A José Antonio “Conejeras” (y II) In memoriam

Decíamos al final de la parte I que un día de aburrimiento decidieron entretenerse jugando a la ouija en casa de José Antonio.

 De inmediato, nada más procesar la idea, acogió la ocurrencia con su característico entusiasmo, sin bridas. Dispusieron el panel en la mesa del comedor de Eusebia, los dedos rozando el vaso boca abajo, como dicta el procedimiento de estos empeños. En segundos, el vaso comenzó a moverse nerviosamente, ante la estupefacción e inquietud de los oficiantes. Lo siguiente fue solicitar muestras de presencias de los espíritus que asistían, convocados a aquella manifestación de almas difuntas; ¡y vaya si aparecieron unas cuantas! Tantas, que el orgullo y la vergüenza torera cedieron a la presión de tanta alma torturada. Y salieron todos despavoridos de la sala, pusieron pies en polvorosa, que es territorio más seguro, ante el asombro e incomprensión de Eusebia, la madre, dejando tras ellos un aroma sospechoso y los añicos del malogrado, inestable vaso, que cedió a la fuerza de la gravedad tras la estampida de aquellos “valientes” jóvenes. Nunca más se volvió a hablar de aquel tenebroso asunto.

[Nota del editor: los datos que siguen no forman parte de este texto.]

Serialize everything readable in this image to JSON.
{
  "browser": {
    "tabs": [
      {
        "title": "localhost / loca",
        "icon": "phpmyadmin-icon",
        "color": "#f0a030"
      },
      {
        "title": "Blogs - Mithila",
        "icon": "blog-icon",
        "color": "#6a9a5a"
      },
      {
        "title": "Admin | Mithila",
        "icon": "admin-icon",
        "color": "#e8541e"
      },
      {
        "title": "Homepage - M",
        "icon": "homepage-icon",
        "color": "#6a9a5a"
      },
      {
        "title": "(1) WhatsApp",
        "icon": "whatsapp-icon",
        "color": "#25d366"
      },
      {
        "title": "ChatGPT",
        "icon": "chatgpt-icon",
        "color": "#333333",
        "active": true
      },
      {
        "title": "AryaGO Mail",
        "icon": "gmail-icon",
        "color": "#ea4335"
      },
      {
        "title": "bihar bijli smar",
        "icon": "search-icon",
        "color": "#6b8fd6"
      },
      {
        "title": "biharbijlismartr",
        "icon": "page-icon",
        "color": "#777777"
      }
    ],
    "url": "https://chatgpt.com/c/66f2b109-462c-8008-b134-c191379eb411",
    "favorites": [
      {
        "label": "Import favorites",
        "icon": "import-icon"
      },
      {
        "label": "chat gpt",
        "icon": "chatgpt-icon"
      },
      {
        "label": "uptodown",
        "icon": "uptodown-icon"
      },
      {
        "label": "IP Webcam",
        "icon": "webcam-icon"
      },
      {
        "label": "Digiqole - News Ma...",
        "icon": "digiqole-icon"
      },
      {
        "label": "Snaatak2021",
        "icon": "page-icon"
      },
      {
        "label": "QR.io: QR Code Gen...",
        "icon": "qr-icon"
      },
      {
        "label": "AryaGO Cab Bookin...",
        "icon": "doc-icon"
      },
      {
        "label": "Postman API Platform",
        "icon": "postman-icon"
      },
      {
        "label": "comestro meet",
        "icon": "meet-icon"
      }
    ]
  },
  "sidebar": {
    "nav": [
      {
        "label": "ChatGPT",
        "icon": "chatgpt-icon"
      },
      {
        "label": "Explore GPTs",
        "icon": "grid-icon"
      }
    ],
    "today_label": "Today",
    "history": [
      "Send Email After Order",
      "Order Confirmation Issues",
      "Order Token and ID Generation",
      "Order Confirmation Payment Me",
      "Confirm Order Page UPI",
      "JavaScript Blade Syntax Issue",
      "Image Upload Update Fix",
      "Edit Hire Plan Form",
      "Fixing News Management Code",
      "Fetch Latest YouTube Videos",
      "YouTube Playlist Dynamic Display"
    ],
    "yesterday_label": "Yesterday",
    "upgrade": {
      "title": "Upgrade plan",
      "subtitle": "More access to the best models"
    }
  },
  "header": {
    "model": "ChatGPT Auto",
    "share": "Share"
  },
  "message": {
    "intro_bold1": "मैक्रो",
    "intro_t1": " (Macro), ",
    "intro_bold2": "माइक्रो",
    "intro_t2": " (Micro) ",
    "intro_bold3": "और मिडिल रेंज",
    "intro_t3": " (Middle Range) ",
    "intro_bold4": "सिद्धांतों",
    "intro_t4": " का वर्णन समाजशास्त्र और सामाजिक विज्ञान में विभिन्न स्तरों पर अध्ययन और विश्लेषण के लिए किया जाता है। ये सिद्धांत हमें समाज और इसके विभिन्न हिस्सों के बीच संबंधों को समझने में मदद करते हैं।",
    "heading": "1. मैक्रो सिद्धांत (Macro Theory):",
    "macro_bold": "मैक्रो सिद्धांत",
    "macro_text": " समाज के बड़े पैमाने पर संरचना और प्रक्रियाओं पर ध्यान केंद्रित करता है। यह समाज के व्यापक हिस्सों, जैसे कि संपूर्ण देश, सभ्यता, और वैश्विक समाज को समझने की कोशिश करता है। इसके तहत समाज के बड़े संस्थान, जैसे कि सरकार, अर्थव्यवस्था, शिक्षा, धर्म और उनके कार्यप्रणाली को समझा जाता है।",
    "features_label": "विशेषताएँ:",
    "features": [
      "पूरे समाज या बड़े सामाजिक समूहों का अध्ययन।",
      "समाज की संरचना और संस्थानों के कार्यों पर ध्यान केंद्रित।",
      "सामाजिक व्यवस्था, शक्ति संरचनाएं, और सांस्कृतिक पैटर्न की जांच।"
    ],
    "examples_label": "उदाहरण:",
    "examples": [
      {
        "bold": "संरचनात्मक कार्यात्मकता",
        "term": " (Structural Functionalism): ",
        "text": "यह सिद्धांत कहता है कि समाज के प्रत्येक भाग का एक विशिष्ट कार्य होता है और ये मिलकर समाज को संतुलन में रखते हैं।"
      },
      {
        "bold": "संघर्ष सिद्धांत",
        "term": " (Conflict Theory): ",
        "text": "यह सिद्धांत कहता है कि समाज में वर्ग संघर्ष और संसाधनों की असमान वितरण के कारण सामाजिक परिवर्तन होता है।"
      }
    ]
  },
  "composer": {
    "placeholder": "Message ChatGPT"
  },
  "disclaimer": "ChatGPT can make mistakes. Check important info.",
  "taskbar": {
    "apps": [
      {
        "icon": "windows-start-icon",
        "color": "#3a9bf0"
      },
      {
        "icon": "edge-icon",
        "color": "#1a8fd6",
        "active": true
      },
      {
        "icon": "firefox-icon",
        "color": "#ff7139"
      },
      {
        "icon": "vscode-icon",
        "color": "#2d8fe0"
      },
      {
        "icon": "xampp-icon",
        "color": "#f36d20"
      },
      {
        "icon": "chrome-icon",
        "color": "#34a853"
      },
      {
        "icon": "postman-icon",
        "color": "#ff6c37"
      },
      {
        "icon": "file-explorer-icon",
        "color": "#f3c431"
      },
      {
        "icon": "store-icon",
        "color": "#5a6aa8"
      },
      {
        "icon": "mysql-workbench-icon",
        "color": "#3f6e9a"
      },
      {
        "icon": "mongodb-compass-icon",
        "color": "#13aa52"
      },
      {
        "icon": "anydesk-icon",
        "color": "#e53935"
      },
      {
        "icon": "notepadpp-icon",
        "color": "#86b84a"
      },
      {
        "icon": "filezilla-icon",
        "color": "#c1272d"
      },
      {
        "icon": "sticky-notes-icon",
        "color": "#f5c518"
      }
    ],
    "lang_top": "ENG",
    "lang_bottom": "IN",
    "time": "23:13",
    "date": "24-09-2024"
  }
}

 Sigue contándome Manolo que, tras el cierre del teleclub (foto adjunta cortesía de Mari Castro), los jóvenes no terminaban de encontrar fórmulas para reunirse y divertirse, que esa clausura los había dejado sin local social o “casino” del pueblo. Y, por ello, decidieron crear su propio club. José Antonio al instante encontró la enésima causa justa en la que emplear sus intrépidas e inagotables energías, y se consagró a gestionar lugar y modus operandi/funcionandi del proyectado club. Marino asumió el papel de organizador y líder. Hicieron una rifa que resultó exitosa; y, a partir de ahí, reformaron a su manera el consultorio médico del antiguo ayuntamiento, y ahí organizaban sus bailes, incluida la adquisición de los mejores discos del momento. Una discoteca, vamos; precursora de la que el Negro Maclina abriría poco después. Y hasta diseñaron y fabricaron su propio carnet de socios. ”Chivas” se llamaba el flamante club. En la foto, un ejemplo del carnet de membresía.

 José Antonio y Manolo estuvieron trabajando juntos en la granja de Moraleda. El día que ocurrió la tragedia, Manolo estaba ordeñando. José Antonio comenzó a sentirse mal, y Manolo acudió a socorrerlo: lo acompañó en una ambulancia a las Urgencias, en Granada. Cuando llegó, tenía “un globo en la aorta”, según relata Manolo. La operación inmediata, a vida o muerte, no logró reparar el aneurisma, resultó fallida. Ahí acabó su corta vida. El joven Manolo acompañó a Eusebia, su madre, a Cacín de vuelta, me dice, aún impresionado y compungido: el peor de lo tragos, el más amargo. Fue el 14 de abril de 1989, fecha marcada en el luto más negro de Cacín.

 Tras esas horas terribles, Manolo decidió promover un homenaje a José Antonio, convocando un concurso de lo que más quería aquel, y que utilizaba como medio de ganar amigos: la caza. Y organizó un campeonato de cacería que ganó Funes, hoy también tristemente ausente. De ese modo lo revivieron sus amigos más cercanos entonces, y con toda seguridad José Antonio gozó del día de emociones como los propios cazadores. De hecho, guio a su amigo Funes al éxito. 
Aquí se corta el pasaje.